Sustentei minha ideia. — Pode ser, mas preciso ver, pelo menos, Stacey.
Ela é minha melhor amiga. Preciso saber se a prejudiquei de algum jeito. Eu... Não
posso ficar sem saber.
Cayman revirou os olhos. — Às vezes, me pergunto se você não é parte
humana.
— Cale-se. — Roth disse, esfregando uma mão sobre sua mandíbula. —
Ok... Eu entendo. Vamos fazer isso, mas devemos ser rápidos e precisamos ter
cuidado. E então, teremos que descobrir para onde ir.
Aliviada, eu relaxo minhas pernas. Gostaria de ver Zayne também, mas isso
não era possível. Isso nunca mais seria possível.

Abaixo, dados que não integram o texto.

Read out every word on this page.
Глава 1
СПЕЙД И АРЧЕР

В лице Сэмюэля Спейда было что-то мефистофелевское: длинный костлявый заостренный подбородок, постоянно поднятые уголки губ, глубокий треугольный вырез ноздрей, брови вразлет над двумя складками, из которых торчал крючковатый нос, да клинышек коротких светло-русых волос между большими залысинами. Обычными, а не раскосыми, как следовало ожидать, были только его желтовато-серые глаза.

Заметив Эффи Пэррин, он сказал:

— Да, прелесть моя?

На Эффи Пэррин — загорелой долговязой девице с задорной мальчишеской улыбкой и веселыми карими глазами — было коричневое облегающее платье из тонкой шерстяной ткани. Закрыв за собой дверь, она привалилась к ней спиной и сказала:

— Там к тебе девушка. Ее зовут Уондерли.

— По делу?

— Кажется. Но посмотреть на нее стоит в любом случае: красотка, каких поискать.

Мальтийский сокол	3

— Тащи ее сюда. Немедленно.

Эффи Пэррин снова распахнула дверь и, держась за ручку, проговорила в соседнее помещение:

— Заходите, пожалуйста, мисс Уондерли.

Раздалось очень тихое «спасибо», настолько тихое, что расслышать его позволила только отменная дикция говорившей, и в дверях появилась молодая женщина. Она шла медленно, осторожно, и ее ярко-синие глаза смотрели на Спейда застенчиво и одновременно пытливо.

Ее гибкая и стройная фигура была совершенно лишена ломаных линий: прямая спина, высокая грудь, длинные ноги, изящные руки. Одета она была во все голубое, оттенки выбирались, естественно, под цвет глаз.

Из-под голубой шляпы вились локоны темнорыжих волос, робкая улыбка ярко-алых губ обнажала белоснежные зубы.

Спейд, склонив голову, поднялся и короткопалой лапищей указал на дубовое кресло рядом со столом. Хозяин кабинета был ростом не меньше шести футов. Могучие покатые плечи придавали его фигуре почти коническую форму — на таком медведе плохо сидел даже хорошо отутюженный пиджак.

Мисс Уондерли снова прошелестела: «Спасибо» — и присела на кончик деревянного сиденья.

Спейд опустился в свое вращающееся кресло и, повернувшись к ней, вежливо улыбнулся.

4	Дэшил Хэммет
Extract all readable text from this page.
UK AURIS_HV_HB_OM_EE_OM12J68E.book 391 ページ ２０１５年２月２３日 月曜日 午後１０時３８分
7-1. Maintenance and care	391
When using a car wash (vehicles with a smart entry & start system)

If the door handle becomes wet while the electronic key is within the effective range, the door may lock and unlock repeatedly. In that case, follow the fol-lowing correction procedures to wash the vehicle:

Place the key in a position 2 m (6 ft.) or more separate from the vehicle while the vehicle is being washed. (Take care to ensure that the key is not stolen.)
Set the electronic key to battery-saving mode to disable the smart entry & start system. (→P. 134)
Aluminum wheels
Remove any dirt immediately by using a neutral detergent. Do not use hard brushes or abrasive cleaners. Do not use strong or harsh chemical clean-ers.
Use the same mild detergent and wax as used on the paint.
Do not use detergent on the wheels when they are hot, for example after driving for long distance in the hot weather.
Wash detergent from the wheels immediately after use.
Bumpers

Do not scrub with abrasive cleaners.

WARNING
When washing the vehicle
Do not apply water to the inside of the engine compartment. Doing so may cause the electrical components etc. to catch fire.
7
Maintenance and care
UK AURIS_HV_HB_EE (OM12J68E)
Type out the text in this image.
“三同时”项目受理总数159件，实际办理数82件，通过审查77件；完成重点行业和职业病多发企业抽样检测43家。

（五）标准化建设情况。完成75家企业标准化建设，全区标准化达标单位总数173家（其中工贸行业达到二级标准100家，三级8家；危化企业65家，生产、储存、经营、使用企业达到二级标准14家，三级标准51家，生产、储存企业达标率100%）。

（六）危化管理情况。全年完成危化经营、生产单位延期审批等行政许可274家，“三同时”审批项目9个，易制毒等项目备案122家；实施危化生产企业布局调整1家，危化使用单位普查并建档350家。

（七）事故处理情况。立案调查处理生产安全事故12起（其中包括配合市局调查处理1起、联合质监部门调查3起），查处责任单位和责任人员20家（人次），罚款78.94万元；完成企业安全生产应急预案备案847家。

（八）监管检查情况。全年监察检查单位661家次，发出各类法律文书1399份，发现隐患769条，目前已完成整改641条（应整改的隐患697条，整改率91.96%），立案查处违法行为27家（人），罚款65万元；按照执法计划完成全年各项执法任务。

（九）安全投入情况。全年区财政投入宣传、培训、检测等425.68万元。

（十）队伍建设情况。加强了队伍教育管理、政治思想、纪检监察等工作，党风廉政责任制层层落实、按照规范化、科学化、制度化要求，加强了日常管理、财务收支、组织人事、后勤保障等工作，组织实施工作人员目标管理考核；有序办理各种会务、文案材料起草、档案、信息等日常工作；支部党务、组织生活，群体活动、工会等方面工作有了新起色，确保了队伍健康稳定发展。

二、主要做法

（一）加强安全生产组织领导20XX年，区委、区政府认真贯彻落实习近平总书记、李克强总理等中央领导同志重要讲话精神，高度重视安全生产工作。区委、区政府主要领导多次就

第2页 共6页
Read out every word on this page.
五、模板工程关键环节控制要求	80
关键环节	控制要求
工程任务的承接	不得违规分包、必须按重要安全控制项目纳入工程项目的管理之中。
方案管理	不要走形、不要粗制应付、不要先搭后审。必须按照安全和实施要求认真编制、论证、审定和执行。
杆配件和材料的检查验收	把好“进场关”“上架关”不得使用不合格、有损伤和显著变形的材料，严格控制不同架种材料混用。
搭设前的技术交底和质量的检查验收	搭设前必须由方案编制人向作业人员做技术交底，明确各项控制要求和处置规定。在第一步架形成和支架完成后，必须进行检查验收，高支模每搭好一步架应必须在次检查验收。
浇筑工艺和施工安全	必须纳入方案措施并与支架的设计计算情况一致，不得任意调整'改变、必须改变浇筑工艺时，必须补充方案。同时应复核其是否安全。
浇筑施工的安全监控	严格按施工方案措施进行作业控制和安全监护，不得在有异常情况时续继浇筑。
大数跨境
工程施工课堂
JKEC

Diante de nós, Cayman suspirou. — Falando de lugares para ir. Ouvi dizer
que o Havaí é muito legal. Não sei vocês, mas me viriam bem umas férias na praia.
***
Nós fomos à casa de Stacey no dia seguinte, uma sexta-feira. Com sua mãe
longe de casa e seu irmão mais novo na creche, lá pelas cinco horas da tarde fomos
capazes de esgueirar-nos para a casa dela e esperar ela chegar.
E por esgueirar-se, eu quis dizer que peguei a chave extra que Stacey
sempre deixava sob a enorme palmeira do vaso de barro no quintal de trás e abri
a porta para entrarmos.
Inalei o leve cheiro de maçãs e abóbora, o cheiro gravado na minha memória.
A mãe de Stacey tinha uma coisa por desodorizador de ambiente e a casa sempre
estava com cheiro de uma tarde quente de outono.
Roth se arrastou atrás de mim e senti que olhava para minha bunda. As
roupas que ele e Cayman arrumaram para mim não eram coisas que normalmente
eu usava. Vestidos, jeans apertados, daqueles que eu tinha que me deitar para
fechar, calças de couro, e um monte de blusas como uma segunda pele.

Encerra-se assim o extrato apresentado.